Perfino Bettino Craxi, che di economia sapeva poco o nulla, aveva intuito che “Più Paga Più Pil” è una gabola. Rincorrere l’inflazione aumentando i salari fa salire l’inflazione, una rincorsa senza fine. L’avevano capito anche gli italiani, Col referendum abolirono la “scala mobile” che adeguava le paghe all’inflazione.
Oggi vociano, un po’ da tutti i cantoni, che bisognerebbe aumentare le paghe per aumentare i consumi e combattere inflazione, far girare l’economia ed aumentare il Pil.
Esperienza e aritmetica, grandi rompiscatole, dicono “No!”.

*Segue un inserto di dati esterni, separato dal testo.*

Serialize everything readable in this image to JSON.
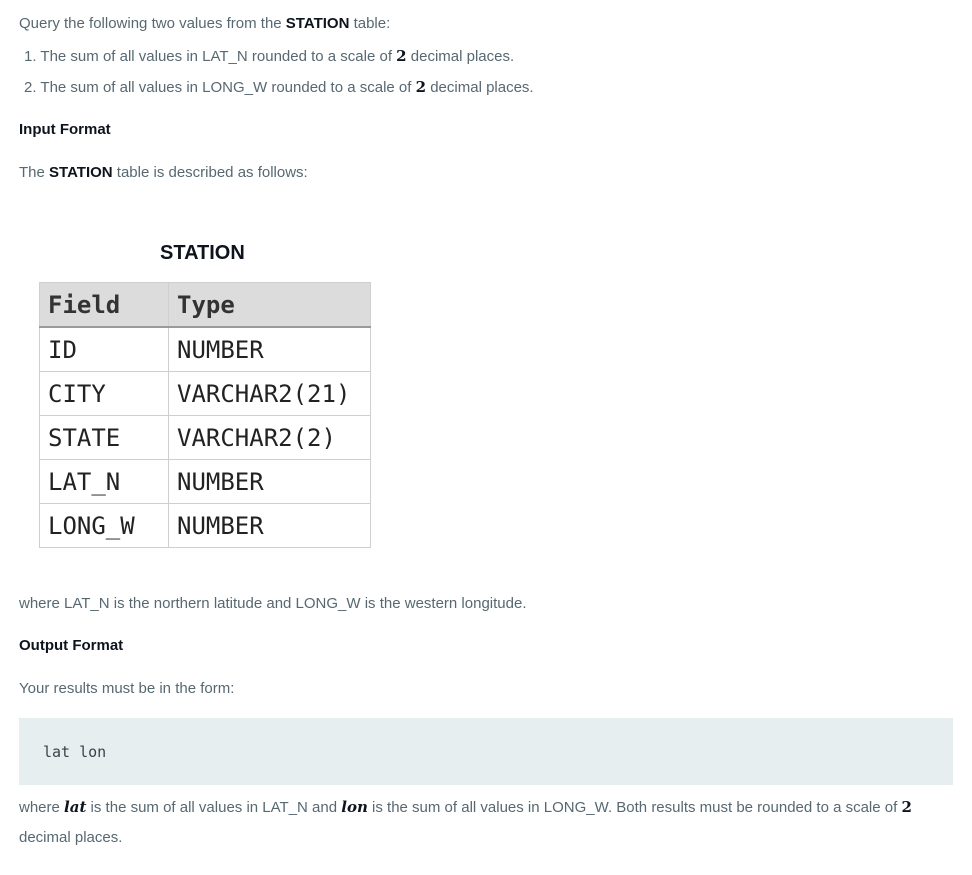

Il “pacco di pasta”[1] da 80 euro distribuito dal Renzi Mattteo, grazie al quale fece il pieno di voti, insegna che i fruitori di tale pacco dono lo usarono per tappare debiti o aumentare i risparmi, con influenza tendente a zero su consumi e Pil.
L’aritmetica è ancora più crudele nel tarpare le ali della speranza d’un migliore futuro economico.
Intanto, ipotizziamo, con larghissimo difetto, che di ogni euro di paga netta in tasca in più, solo 30 centesimi finirebbero appunto nel tappare debiti o rimpinguare risparmi rimarrebbero in campo 70 centesimi, di questi almeno 10 se li riprende lo stato con l’Iva.
Più del 40% dei rimanenti 60 centesimi dei consumi delle famiglie sono prodotti finiti importati, arricchendo quindi le economie straniere.
L’Italia è un’economia di trasformazione; per fabbricare 100 deve importare 40 tra materie prime, semilavorati ed energia, quindi dei 35 centesimi rimasti a far girare la nostra economia, solo 20 influenzerebbero i consumi, combatterebbero l’inflazione, farebbero girare l’economia, aumenterebbero il Pil.
Dal lato dei costi l’euro in più di paga dovrebbe essere posto a carico o dell’impresa o delle tasse pagate dall’impresa per i dipendenti,
Se venisse posto a carico dell’impresa, a causa del cuneo fiscale diventerebbe un costo aggiuntivo di 2 euro su tutta la filiera (fabbricazione, logistica, oneri generali e finanziari, amministrazione, marketing e vendita), con proporzionale aumento dei prezzi, dell’inflazione, inoltre riduzione del potere d’acquisto e della competitività del Made in Italy sul mercato interno e sulle esportazioni, aumento dell’importazione di prodotti finiti, rallentamento dell’economia e riduzione del Pil.
Se i 90 centesimi di paga (1 euro – 10 centesimi di Iva) derivasse da una riduzione delle tasse sui dipendenti, occorrerebbe aumentare il debito pubblico della stessa cifra, contribuendo solo con 20 centesimi a combattere l’inflazione, far girare l’economia, aumentare il Pil: questa aritmetica, peraltro ottimistica, dimostra l’assurdità economica di “più paga più Pil”, pur non escludendo interventi mirati, non generalizzati, per eventuali retribuzioni al di sotto del livello di sopravvivenza o di ottime professionalità.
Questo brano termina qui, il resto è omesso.